Introduction to 80apps

80apps are "micro-apps" that run in conjunction with your web crawl. Each 80app takes the following actions when your crawl hits an individual URL:

  1. Determine which links, if any, to crawl from the current URL your crawl is hitting (via the 80app's parseLinks method).
  2. Determine what data, if any, to scrape from the current URL's content (via the 80app's processDocument method).

80apps are implemented Node.js, and you can code an implement your own 80apps do whatever you like.
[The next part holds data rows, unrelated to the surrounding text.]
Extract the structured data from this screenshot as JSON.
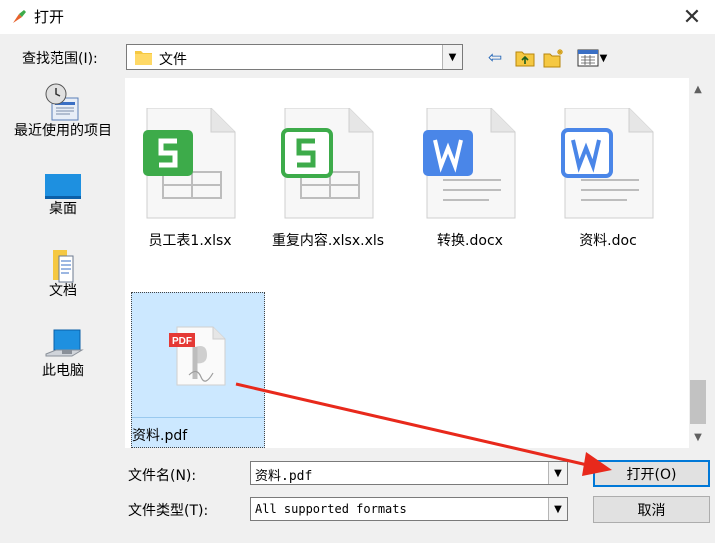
{
  "window": {
    "title": "打开",
    "close_glyph": "✕"
  },
  "toolbar": {
    "lookin_label": "查找范围(I):",
    "lookin_value": "文件",
    "back_glyph": "⇦"
  },
  "places": [
    {
      "label": "最近使用的项目",
      "icon": "recent-places-icon"
    },
    {
      "label": "桌面",
      "icon": "desktop-icon"
    },
    {
      "label": "文档",
      "icon": "documents-icon"
    },
    {
      "label": "此电脑",
      "icon": "computer-icon"
    }
  ],
  "files": [
    {
      "name": "员工表1.xlsx",
      "icon": "spreadsheet-icon",
      "accent": "#3dab4a"
    },
    {
      "name": "重复内容.xlsx.xls",
      "icon": "spreadsheet-outline-icon",
      "accent": "#3dab4a"
    },
    {
      "name": "转换.docx",
      "icon": "word-doc-icon",
      "accent": "#4a86e8"
    },
    {
      "name": "资料.doc",
      "icon": "word-doc-outline-icon",
      "accent": "#4a86e8"
    },
    {
      "name": "资料.pdf",
      "icon": "pdf-icon",
      "accent": "#e53935",
      "selected": true,
      "badge": "PDF"
    }
  ],
  "footer": {
    "filename_label": "文件名(N):",
    "filename_value": "资料.pdf",
    "filetype_label": "文件类型(T):",
    "filetype_value": "All supported formats",
    "open_label": "打开(O)",
    "cancel_label": "取消"
  },
  "colors": {
    "selection": "#cce8ff",
    "default_button_border": "#0078d7",
    "annotation_arrow": "#e8291c"
  }
}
In essence, 80apps give you complete control over how your crawl behaves and what data it scrapes.

Structure of an 80app

Here's what a generic 80app looks like:

var EightyApp = function() {
    // processDocument returns scraped data
    this.processDocument = function(html, url, headers, status, cheerio) {
        var app = this;
        var $html = app.parseHtml(html, cheerio);
        var object = new Object();

        // populate the object with data you want to scrape

        return JSON.stringify(object);
    }

    // parseLinks returns the next set of links to crawl
    this.parseLinks = function(html, url, headers, status, cheerio) {
        var app = this;
        var $html = app.parseHtml(html, cheerio);
        var links = [];

        // generate the set of links you want to crawl next

        return links;
    }
}

try {
    module.exports = function(EightyAppBase) {
        EightyApp.prototype = new EightyAppBase();
        return new EightyApp();
    }
} catch(e) {
    EightyApp.prototype = new EightyAppBase();
}

Every 80app consists of two main functions:

  • processDocument: returns scraped data from the URL being crawled
  • parseLinks: returns the next set of links to crawl

processDocument

this.processDocument = function(html, url, headers, status, cheerio)

Parameter

Description

html

A string representation of the content returned by a GET request to url

url

The current URL being crawled

headers

The headers returned by a GET request to url

status

The HTTP status code returned when requesting url

cheerio

A library for converting the html string to a DOM object. More info.

You can customize processDocument to return scraped data from the current URL being crawled.

parseLinks

this.parseLinks = function(html, url, headers, status, jQuery)

Parameter

Description

html

A string representation of the content returned by a GET request to url

url

The current URL being crawled

headers

The headers returned by a GET request to url

status

The HTTP status code returned when requesting url

jQuery

A library for converting the html string to a DOM object. More info.

You can customize parseLinks to return a list of links to crawl after crawling the current URL.